Лерман почти на память читал письмо Павлова. А я не знал его. Я многого не знал из того, что было известно старшему сержанту, и порой завидовал ему.

«Вот этот будет моей опорой», — решил я.

Несколько раз в комнату политпросветработы заходил Брякин. Я видел, как он, шмыгая носом, украдкой посматривал на нас и, потоптавшись, скрывался за дверью.

— И знаете, Мокрушин, — продолжал Лерман уже доктринерским тоном, — начните-ка и вы с малого. На днях у нас комсомольское собрание о подготовке матчасти к лету. Выступите-ка со своим практическим предложением.

«Ишь ты, куда гнет, — подумал я. — Молодец!»

— Сначала набросайте выступление на бумажке, — продолжал тот. — Потом сядем вместе, подредактируем.

Я поддержал Лермана.

— А знаете, ребята, ведь в нашем экипаже одна молодежь и надо бы назвать его комсомольско-молодежным.

Моя мысль пришлась по душе членам экипажа. Лерман вскочил с места, потирая руки.

— Комсомольско-молодежный экипаж! — воскликнул он. — Эх, рассказать бы о его работе в газете, да рано. Ничего не сделали мы. Но я лично дам информацию в «Крылья Родины», обязательно! Пусть все знают, что такой экипаж существует.

V

Как ни хорохорилась, как ни упрямилась зима — не хотелось ей уходить из обжитых краев, — а весна взяла свое. В три дня солнце расплавило снег, всюду зашумели ручьи. На проталинах тотчас же появились отощавшие за зиму грачи. Они деловито расхаживали по аэродрому, словно члены комиссии, которой поручено узнать, пригоден ли он к полетам, пробовали носами почву. Распрямлялись березы, разбуженные птичьим гомоном, шуршали уцелевшими кое-где прошлогодними листьями дубы.

На набережной вечерами собирался народ. Люди приходили стайками и в одиночку, смотрели на вспученную реку. Снизу дул влажный ветер. Изредка где-то вдали глухо лопался почерневший лед. Домой в такие вечера идти не хотелось.

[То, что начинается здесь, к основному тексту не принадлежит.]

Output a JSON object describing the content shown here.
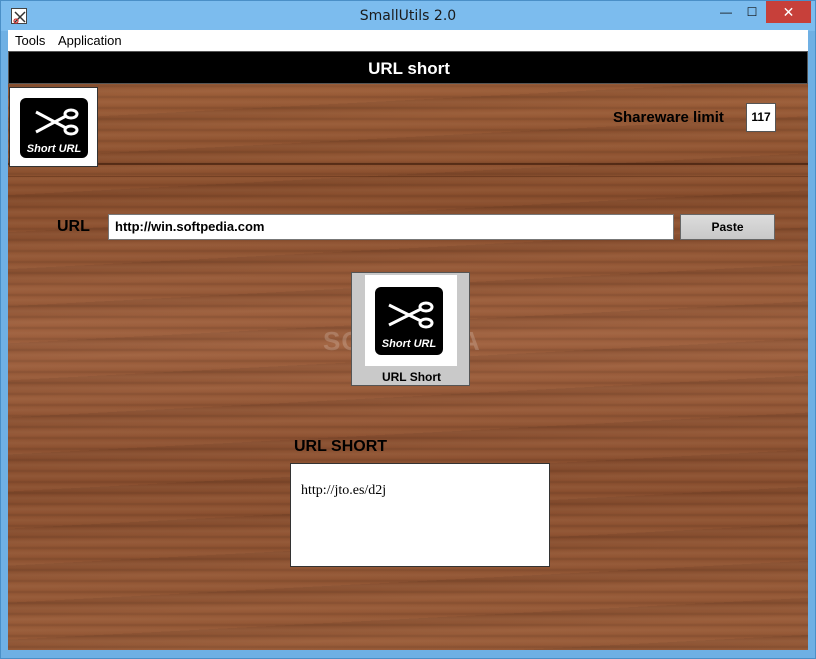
{
  "window": {
    "title": "SmallUtils 2.0",
    "controls": {
      "minimize": "—",
      "maximize": "☐",
      "close": "✕"
    }
  },
  "menu": {
    "items": [
      {
        "label": "Tools"
      },
      {
        "label": "Application"
      }
    ]
  },
  "header": {
    "title": "URL short"
  },
  "logo": {
    "caption": "Short URL",
    "icon": "scissors-icon"
  },
  "shareware": {
    "label": "Shareware limit",
    "value": "117"
  },
  "url_input": {
    "label": "URL",
    "value": "http://win.softpedia.com"
  },
  "paste_button": {
    "label": "Paste"
  },
  "short_button": {
    "label": "URL Short",
    "image_caption": "Short URL"
  },
  "result": {
    "label": "URL SHORT",
    "value": "http://jto.es/d2j"
  },
  "watermark": {
    "text": "SOFTPEDIA"
  }
}
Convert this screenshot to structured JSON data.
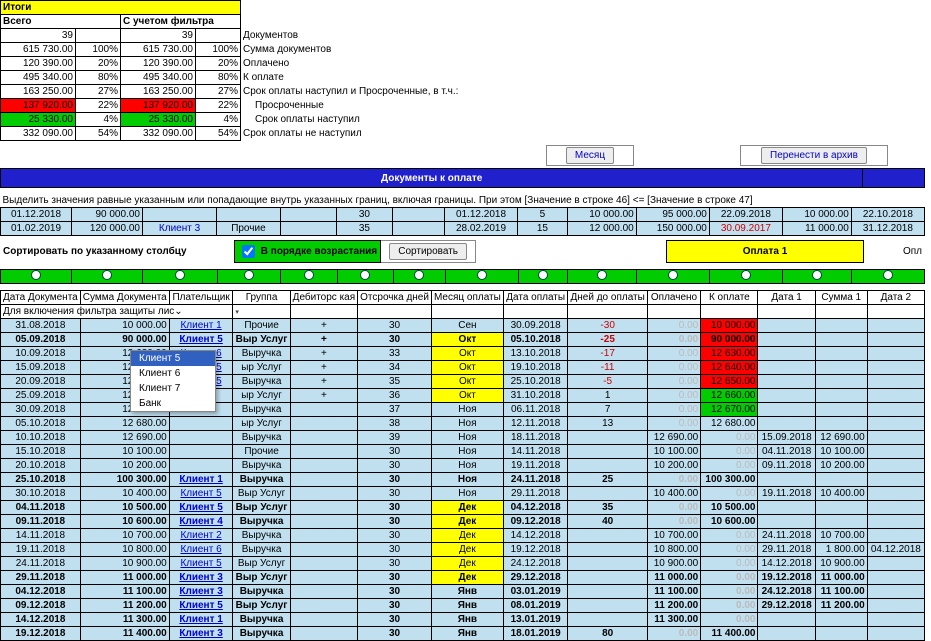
{
  "totals": {
    "header_itogi": "Итоги",
    "header_vsego": "Всего",
    "header_filter": "С учетом фильтра",
    "count_all": "39",
    "count_filter": "39",
    "labels": {
      "docs": "Документов",
      "sum_docs": "Сумма документов",
      "paid": "Оплачено",
      "topay": "К оплате",
      "due_overdue": "Срок оплаты наступил и Просроченные, в т.ч.:",
      "overdue": "Просроченные",
      "due": "Срок оплаты наступил",
      "not_due": "Срок оплаты не наступил"
    },
    "rows": [
      {
        "val": "615 730.00",
        "pct": "100%",
        "fval": "615 730.00",
        "fpct": "100%"
      },
      {
        "val": "120 390.00",
        "pct": "20%",
        "fval": "120 390.00",
        "fpct": "20%"
      },
      {
        "val": "495 340.00",
        "pct": "80%",
        "fval": "495 340.00",
        "fpct": "80%"
      },
      {
        "val": "163 250.00",
        "pct": "27%",
        "fval": "163 250.00",
        "fpct": "27%"
      },
      {
        "val": "137 920.00",
        "pct": "22%",
        "fval": "137 920.00",
        "fpct": "22%",
        "hl": "red"
      },
      {
        "val": "25 330.00",
        "pct": "4%",
        "fval": "25 330.00",
        "fpct": "4%",
        "hl": "green"
      },
      {
        "val": "332 090.00",
        "pct": "54%",
        "fval": "332 090.00",
        "fpct": "54%"
      }
    ]
  },
  "buttons": {
    "month": "Месяц",
    "archive": "Перенести в архив",
    "sort": "Сортировать"
  },
  "bar": {
    "docs_to_pay": "Документы к оплате"
  },
  "filter_hdr": {
    "line": "Выделить значения равные указанным или попадающие внутрь указанных границ, включая границы. При этом [Значение в строке 46] <= [Значение в строке 47]",
    "r1": {
      "date1": "01.12.2018",
      "sum": "90 000.00",
      "payer": "",
      "group": "",
      "deb": "",
      "delay": "30",
      "paymonth": "",
      "paydate": "01.12.2018",
      "days": "5",
      "paid": "10 000.00",
      "topay": "95 000.00",
      "d1": "22.09.2018",
      "s1": "10 000.00",
      "d2": "22.10.2018"
    },
    "r2": {
      "date1": "01.02.2019",
      "sum": "120 000.00",
      "payer": "Клиент 3",
      "group": "Прочие",
      "deb": "",
      "delay": "35",
      "paymonth": "",
      "paydate": "28.02.2019",
      "days": "15",
      "paid": "12 000.00",
      "topay": "150 000.00",
      "d1": "30.09.2017",
      "s1": "11 000.00",
      "d2": "31.12.2018"
    }
  },
  "sort_label": "Сортировать по указанному столбцу",
  "asc_checkbox": "В порядке возрастания",
  "oplata1": "Оплата 1",
  "opl_trunc": "Опл",
  "headers": {
    "docdate": "Дата Документа",
    "docsum": "Сумма Документа",
    "payer": "Плательщик",
    "group": "Группа",
    "deb": "Дебиторс кая",
    "delay": "Отсрочка дней",
    "paymonth": "Месяц оплаты",
    "paydate": "Дата оплаты",
    "days": "Дней до оплаты",
    "paid": "Оплачено",
    "topay": "К оплате",
    "date1": "Дата 1",
    "sum1": "Сумма 1",
    "date2": "Дата 2"
  },
  "protect_note": "Для включения фильтра защиты лис⌄",
  "dropdown": {
    "items": [
      "Клиент 5",
      "Клиент 6",
      "Клиент 7",
      "Банк"
    ],
    "selected": "Клиент 5"
  },
  "months": {
    "sen": "Сен",
    "okt": "Окт",
    "noy": "Ноя",
    "dek": "Дек",
    "yan": "Янв"
  },
  "rows": [
    {
      "d": "31.08.2018",
      "s": "10 000.00",
      "p": "Клиент 1",
      "g": "Прочие",
      "deb": "+",
      "dl": "30",
      "m": "Сен",
      "pd": "30.09.2018",
      "dd": "-30",
      "paid": "0.00",
      "tp": "10 000.00",
      "tp_hl": "red"
    },
    {
      "d": "05.09.2018",
      "s": "90 000.00",
      "p": "Клиент 5",
      "g": "Выр Услуг",
      "deb": "+",
      "dl": "30",
      "m": "Окт",
      "pd": "05.10.2018",
      "dd": "-25",
      "paid": "0.00",
      "tp": "90 000.00",
      "tp_hl": "red",
      "bold": true
    },
    {
      "d": "10.09.2018",
      "s": "12 630.00",
      "p": "Клиент 6",
      "g": "Выручка",
      "deb": "+",
      "dl": "33",
      "m": "Окт",
      "pd": "13.10.2018",
      "dd": "-17",
      "paid": "0.00",
      "tp": "12 630.00",
      "tp_hl": "red"
    },
    {
      "d": "15.09.2018",
      "s": "12 640.00",
      "p": "Клиент 5",
      "g": "ыр Услуг",
      "deb": "+",
      "dl": "34",
      "m": "Окт",
      "pd": "19.10.2018",
      "dd": "-11",
      "paid": "0.00",
      "tp": "12 640.00",
      "tp_hl": "red"
    },
    {
      "d": "20.09.2018",
      "s": "12 650.00",
      "p": "Клиент 5",
      "g": "Выручка",
      "deb": "+",
      "dl": "35",
      "m": "Окт",
      "pd": "25.10.2018",
      "dd": "-5",
      "paid": "0.00",
      "tp": "12 650.00",
      "tp_hl": "red",
      "dd_sel": true
    },
    {
      "d": "25.09.2018",
      "s": "12 660.00",
      "p": "",
      "g": "ыр Услуг",
      "deb": "+",
      "dl": "36",
      "m": "Окт",
      "pd": "31.10.2018",
      "dd": "1",
      "paid": "0.00",
      "tp": "12 660.00",
      "tp_hl": "green"
    },
    {
      "d": "30.09.2018",
      "s": "12 670.00",
      "p": "",
      "g": "Выручка",
      "deb": "",
      "dl": "37",
      "m": "Ноя",
      "pd": "06.11.2018",
      "dd": "7",
      "paid": "0.00",
      "tp": "12 670.00",
      "tp_hl": "green"
    },
    {
      "d": "05.10.2018",
      "s": "12 680.00",
      "p": "",
      "g": "ыр Услуг",
      "deb": "",
      "dl": "38",
      "m": "Ноя",
      "pd": "12.11.2018",
      "dd": "13",
      "paid": "0.00",
      "tp": "12 680.00"
    },
    {
      "d": "10.10.2018",
      "s": "12 690.00",
      "p": "",
      "g": "Выручка",
      "deb": "",
      "dl": "39",
      "m": "Ноя",
      "pd": "18.11.2018",
      "dd": "",
      "paid": "12 690.00",
      "tp": "0.00",
      "d1": "15.09.2018",
      "s1": "12 690.00"
    },
    {
      "d": "15.10.2018",
      "s": "10 100.00",
      "p": "",
      "g": "Прочие",
      "deb": "",
      "dl": "30",
      "m": "Ноя",
      "pd": "14.11.2018",
      "dd": "",
      "paid": "10 100.00",
      "tp": "0.00",
      "d1": "04.11.2018",
      "s1": "10 100.00"
    },
    {
      "d": "20.10.2018",
      "s": "10 200.00",
      "p": "",
      "g": "Выручка",
      "deb": "",
      "dl": "30",
      "m": "Ноя",
      "pd": "19.11.2018",
      "dd": "",
      "paid": "10 200.00",
      "tp": "0.00",
      "d1": "09.11.2018",
      "s1": "10 200.00"
    },
    {
      "d": "25.10.2018",
      "s": "100 300.00",
      "p": "Клиент 1",
      "g": "Выручка",
      "deb": "",
      "dl": "30",
      "m": "Ноя",
      "pd": "24.11.2018",
      "dd": "25",
      "paid": "0.00",
      "tp": "100 300.00",
      "bold": true
    },
    {
      "d": "30.10.2018",
      "s": "10 400.00",
      "p": "Клиент 5",
      "g": "Выр Услуг",
      "deb": "",
      "dl": "30",
      "m": "Ноя",
      "pd": "29.11.2018",
      "dd": "",
      "paid": "10 400.00",
      "tp": "0.00",
      "d1": "19.11.2018",
      "s1": "10 400.00"
    },
    {
      "d": "04.11.2018",
      "s": "10 500.00",
      "p": "Клиент 5",
      "g": "Выр Услуг",
      "deb": "",
      "dl": "30",
      "m": "Дек",
      "pd": "04.12.2018",
      "dd": "35",
      "paid": "0.00",
      "tp": "10 500.00",
      "bold": true
    },
    {
      "d": "09.11.2018",
      "s": "10 600.00",
      "p": "Клиент 4",
      "g": "Выручка",
      "deb": "",
      "dl": "30",
      "m": "Дек",
      "pd": "09.12.2018",
      "dd": "40",
      "paid": "0.00",
      "tp": "10 600.00",
      "bold": true
    },
    {
      "d": "14.11.2018",
      "s": "10 700.00",
      "p": "Клиент 2",
      "g": "Выручка",
      "deb": "",
      "dl": "30",
      "m": "Дек",
      "pd": "14.12.2018",
      "dd": "",
      "paid": "10 700.00",
      "tp": "0.00",
      "d1": "24.11.2018",
      "s1": "10 700.00"
    },
    {
      "d": "19.11.2018",
      "s": "10 800.00",
      "p": "Клиент 6",
      "g": "Выручка",
      "deb": "",
      "dl": "30",
      "m": "Дек",
      "pd": "19.12.2018",
      "dd": "",
      "paid": "10 800.00",
      "tp": "0.00",
      "d1": "29.11.2018",
      "s1": "1 800.00",
      "d2": "04.12.2018"
    },
    {
      "d": "24.11.2018",
      "s": "10 900.00",
      "p": "Клиент 5",
      "g": "Выр Услуг",
      "deb": "",
      "dl": "30",
      "m": "Дек",
      "pd": "24.12.2018",
      "dd": "",
      "paid": "10 900.00",
      "tp": "0.00",
      "d1": "14.12.2018",
      "s1": "10 900.00"
    },
    {
      "d": "29.11.2018",
      "s": "11 000.00",
      "p": "Клиент 3",
      "g": "Выр Услуг",
      "deb": "",
      "dl": "30",
      "m": "Дек",
      "pd": "29.12.2018",
      "dd": "",
      "paid": "11 000.00",
      "tp": "0.00",
      "d1": "19.12.2018",
      "s1": "11 000.00",
      "bold": true
    },
    {
      "d": "04.12.2018",
      "s": "11 100.00",
      "p": "Клиент 3",
      "g": "Выручка",
      "deb": "",
      "dl": "30",
      "m": "Янв",
      "pd": "03.01.2019",
      "dd": "",
      "paid": "11 100.00",
      "tp": "0.00",
      "d1": "24.12.2018",
      "s1": "11 100.00",
      "bold": true
    },
    {
      "d": "09.12.2018",
      "s": "11 200.00",
      "p": "Клиент 5",
      "g": "Выр Услуг",
      "deb": "",
      "dl": "30",
      "m": "Янв",
      "pd": "08.01.2019",
      "dd": "",
      "paid": "11 200.00",
      "tp": "0.00",
      "d1": "29.12.2018",
      "s1": "11 200.00",
      "bold": true
    },
    {
      "d": "14.12.2018",
      "s": "11 300.00",
      "p": "Клиент 1",
      "g": "Выручка",
      "deb": "",
      "dl": "30",
      "m": "Янв",
      "pd": "13.01.2019",
      "dd": "",
      "paid": "11 300.00",
      "tp": "0.00",
      "bold": true
    },
    {
      "d": "19.12.2018",
      "s": "11 400.00",
      "p": "Клиент 3",
      "g": "Выручка",
      "deb": "",
      "dl": "30",
      "m": "Янв",
      "pd": "18.01.2019",
      "dd": "80",
      "paid": "0.00",
      "tp": "11 400.00",
      "bold": true
    }
  ]
}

Однажды я встретил на набережной пионервожатую из подшефной школы. Ее звали Майей. Она стояла, прислонившись к чугунной решетке, и неотрывно смотрела вниз, на реку, кутаясь в воротник модного мешковатого пальто.

С Майей я познакомился на юбилейном вечере. Размахивая рукой, она просила высокого сухопарого старика с бородкой, похожей на запятую:

— Николай Константинович, поговорите с замполитом. Что ему стоит? Если вы, как завуч, этого не сделаете, то я сама поговорю, честное комсомольское.

Старик, махнув рукой, подошел к подполковнику Семенихину. Оказывается, Майя хотела, чтобы полковой баянист выступил со школьными «артистами» в колхозе. Замполит подозвал капитана Кобадзе, и через пять минут все было улажено.

«Упорная девчонка», — подумал я тогда о Майе, проникаясь к ней симпатией.

В тот вечер я дважды танцевал с ней и считал, что вправе сейчас заговорить с девушкой. Но в это время перед ней вырос ефрейтор Брякин. В чужой шинели с двумя рядами медных пуговиц на груди, в фуражке с золотой эмблемой, тоже взятой напрокат у какого-то доброго летчика, он был неузнаваем, а для девушки, наверное, неотразим.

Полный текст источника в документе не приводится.